Я завалился на кровать и долго лежал в бумажном оцепенении, не в силах даже раздеться. На меня смотрела неоновая красная вывеска галантерейных товаров с соседнего здания – молочный грохочущий свет танцевал на потолке, лился по стенам, обрамлял мои мысли каким-то зловещим гротескным сиянием. Вывеска смотрела на меня. А я на нее. Мне не спалось. Я вставал и ходил по комнате. Беззвучные часы фосфоресцирующими стрелками подмигивали вывеске, словно у них был какой-то джазовый дуэт. Мне казалось, что я слышал музыку из соседнего номера. Инструментальную музыку. А, может, просто казалось.
Мне было почти двадцать три года. И я сегодня пересек Атлантику в поисках вдохновения. И да, мне уже почти нравилось.
II
Почему-то я не мог спать в эту ночь. Долго смотрел на улицу, сидя на подоконнике и поджав под себя ноги, смотрел на оконную раму, на кактус, на телевизор, манящий своей черной не включённой панелью, а неоновая вывеска красными декоративными всполохами обнимала левую половину лица. Мне это нравилось, интуитивно. Конечно, интуитивно, так я начинал в себе находить что-то древне-японское, самурайское – не лицо - фарфоровая маска, расписанная киноварью. Левый глаз воспалился и стал красным через полтора часа такого сидения. С улицы лились притягивающие меня звуки ночной жизни, горели и другие вывески, откуда-то лилась инструментальная музыка, горели чужие окна, горели фонари, отражались и дробились в белках глаз ищущих приключений людей их блики. Мне хотелось идти туда, вниз, слоняться по старинным и современным кварталам до самого утра, нюхать незнакомые запахи, есть палочками новую еду, но внутренне я чувствовал, что мое знакомство с Японией должно начаться именно с этой комнаты. Я медленно смотрел в пустоту. Ни о чем не думал, засыпал и просыпался, потом принимался бродить по комнате - три шага от левой стены до правой, семь - от окна до двери. Стены - белая краска, скоро я знал на ощупь все их выщерблинки и растрескивания. Группа одних трещин напоминала фигуру бегущего человека в длиннополом пальто. Комната была самой обычной, часа в четыре ночи я уже почти стал ее ненавидеть. Мне опостылел кактус, стены, бегущий человек на стене, телевизор, который я не включал, я ненавидел ванную, дурацкими казались мне камешки. Больше всего злобы вызывала во мне красная неоновая вывеска. Как какой-то дьявольский знак, горящее распятие ку-клукс-клана, оно смотрело на меня и молчало. Аггелы клубились в красном мертвенном сиянии. Старая ведьма Якудза бродила между заснеженных деревьев, бормоча неведомые проклятия, кто-то невидимый отрезал ножом верхушку сопки, как будто сливочное масло резал ломтиками. Зачем я мучил свой организм, не спавший более двух суток? Зачем заставлял себя тупо пялиться на стены? Вывеску. Кровать. Сидел на кровати по-турецки, у изголовья. В ногах. Стоял, лежал на животе. На боку, стоял в каждом углу комнаты, сидел на другом углу подоконника, отодвинув кактус. Наверное, это было бы смешно, но я ждал того, что ко мне кто-нибудь придет. Или же просто давал месту возможность запомнить меня, чтобы я пришел сюда не как в очередную комнату очередного безликого отеля, а в знакомое, сросшееся за долгие годы с духовной плотью, место.
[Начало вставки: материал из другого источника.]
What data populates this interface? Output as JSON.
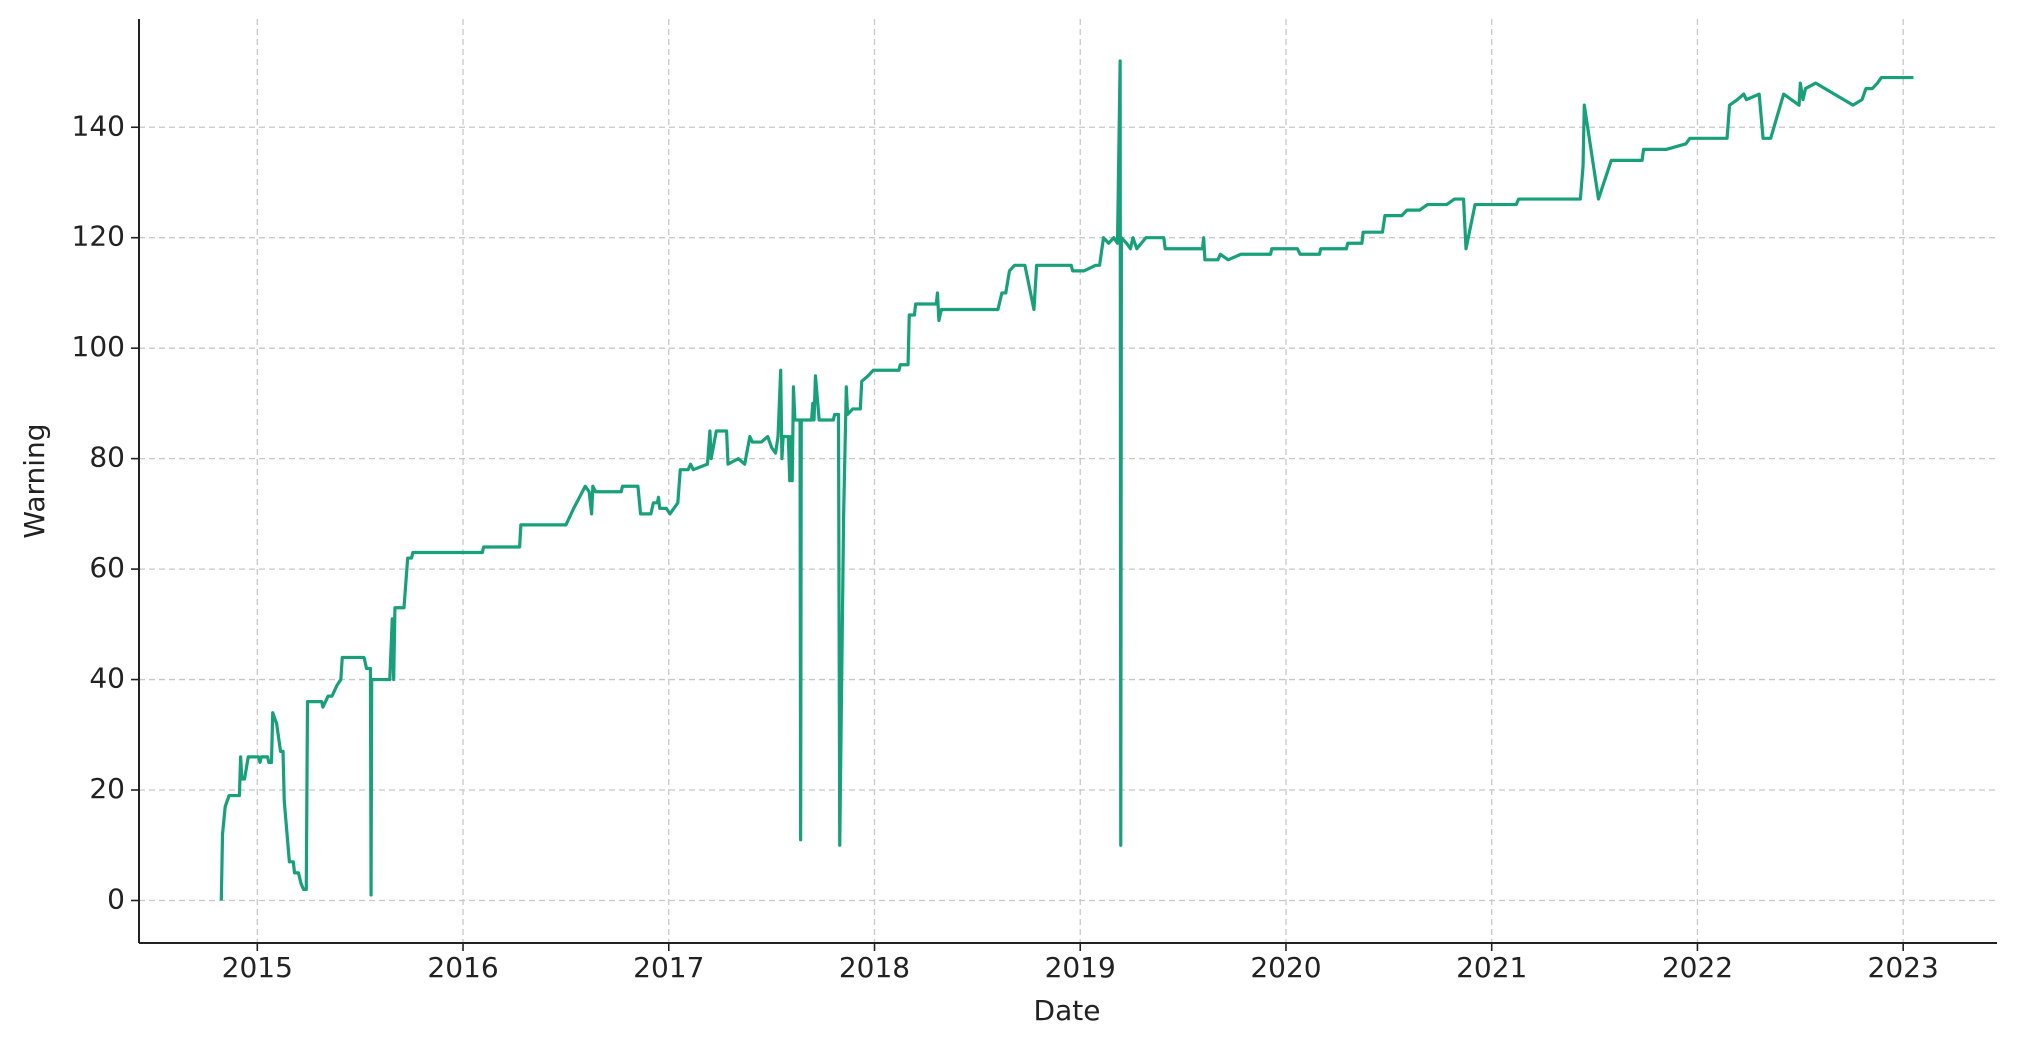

Ну, да, еще, видно, ждал, что Дух (чего угодно, пусть даже самого завалявшегося камешка!) придет ко мне в эту ночь. Но не пришел. Я заснул около пяти утра, когда солнечное воинство поспешило согнать ночную ересь с лица земного шара.
Небо из гофрированной бумаги. Облака из гофрированной бумаги. Цепляются брюхами за крыши зданий. Синие кусочки японской рисовой бумаги кто-то в беспорядке набросал на намазанные клеем-карандашом листья деревьев.
Мне уже почти нравилось.
Я останавливался на перекрестках, прижимался спиной к фасаду какого-нибудь бизнес-центра и долго сосредоточенно рисовал в блокноте проплывающие мимо расхлябанные позы деревьев, переулков, выражения лиц. Японцы на меня косились в какой-то своей долго-короткой, фотографической манере, в которой было чуть больше чайной ложки соли, чем надо бы. Мне нравились их лица - протяжные и деревянные, похожие на маски для королевского театра, морщинистые и гладкие, с лисиной хитрецой, с шелковыми прожилками, с каким-то оттенком черепашьей быстроты. Странные, не такие, как у нас, европейцев, лица.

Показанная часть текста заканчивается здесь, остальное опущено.